Question

A disc rotates about its axis of symmetry in a horizontal plane at a steady rate of $3.5$ revolutions per second. A coin placed at a distance of $1.25\, cm$ from the axis of rotation remains at rest on the disc. The coefficient of friction between the coin and the disc is : $(g = 10 \, m/s^2)$

• A. 0.5
• B. 0.3
• C. 0.7
• D. 0.6

Answer 1

The Correct Option is D

To solve this problem, we need to calculate the coefficient of friction that is necessary to keep the coin at rest on the rotating disc.

The centripetal force required to keep the coin at rest is provided by the frictional force between the coin and the disc.

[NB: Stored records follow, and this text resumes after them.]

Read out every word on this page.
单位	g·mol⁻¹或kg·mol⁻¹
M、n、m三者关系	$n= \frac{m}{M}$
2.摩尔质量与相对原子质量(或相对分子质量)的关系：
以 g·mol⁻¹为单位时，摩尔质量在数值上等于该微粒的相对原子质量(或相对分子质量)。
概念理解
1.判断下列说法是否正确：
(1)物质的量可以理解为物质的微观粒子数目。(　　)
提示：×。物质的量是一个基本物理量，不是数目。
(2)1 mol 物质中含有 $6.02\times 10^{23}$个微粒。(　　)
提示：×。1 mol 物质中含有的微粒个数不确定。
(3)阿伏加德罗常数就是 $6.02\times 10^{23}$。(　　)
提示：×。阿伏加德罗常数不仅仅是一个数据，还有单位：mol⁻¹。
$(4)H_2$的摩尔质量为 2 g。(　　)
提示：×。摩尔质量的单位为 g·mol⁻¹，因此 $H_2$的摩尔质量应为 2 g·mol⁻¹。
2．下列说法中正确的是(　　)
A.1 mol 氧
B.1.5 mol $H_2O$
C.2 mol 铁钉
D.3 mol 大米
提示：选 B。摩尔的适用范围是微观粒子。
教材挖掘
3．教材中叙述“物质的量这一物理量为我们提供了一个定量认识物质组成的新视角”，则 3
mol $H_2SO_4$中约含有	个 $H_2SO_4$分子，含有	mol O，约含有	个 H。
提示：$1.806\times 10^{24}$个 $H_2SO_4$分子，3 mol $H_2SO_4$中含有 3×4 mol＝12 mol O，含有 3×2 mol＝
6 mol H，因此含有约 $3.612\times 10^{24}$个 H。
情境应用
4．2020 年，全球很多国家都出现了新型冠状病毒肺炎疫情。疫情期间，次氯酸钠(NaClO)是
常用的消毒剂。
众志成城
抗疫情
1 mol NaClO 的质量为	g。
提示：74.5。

The frictional force can be calculated using the formula for centripetal force:

F_c = \frac{mv^2}{r}

where m is the mass of the coin, v is the linear velocity of the coin, and r is the radius (distance from the axis of rotation to the coin), which is 1.25 \, cm = 0.0125 \, m.

The frictional force F_f is given by:

F_f = \mu mg

where \mu is the coefficient of friction and g = 10 \, m/s^2.

Since the frictional force provides the necessary centripetal force, we have:

\mu mg = \frac{mv^2}{r}

Cancelling m from both sides:

\mu g = \frac{v^2}{r}

The linear velocity v is related to the angular velocity \omega by:

v = \omega r

Given that the disc rotates at 3.5 revolutions per second, the angular velocity \omega in radians per second is:

\omega = 2\pi \times 3.5 = 7\pi \, \text{rad/s}

Substitute v = \omega r into the equation:

\mu g = \frac{(\omega r)^2}{r} = \omega^2 r

Substitute the known values:

\mu \times 10 = (7\pi)^2 \times 0.0125

Simplifying further:

\mu = \frac{49\pi^2 \times 0.0125}{10}

Calculate the value:

\mu \approx \frac{49 \times 9.87 \times 0.0125}{10} \approx 0.6

Thus, the coefficient of friction is 0.6.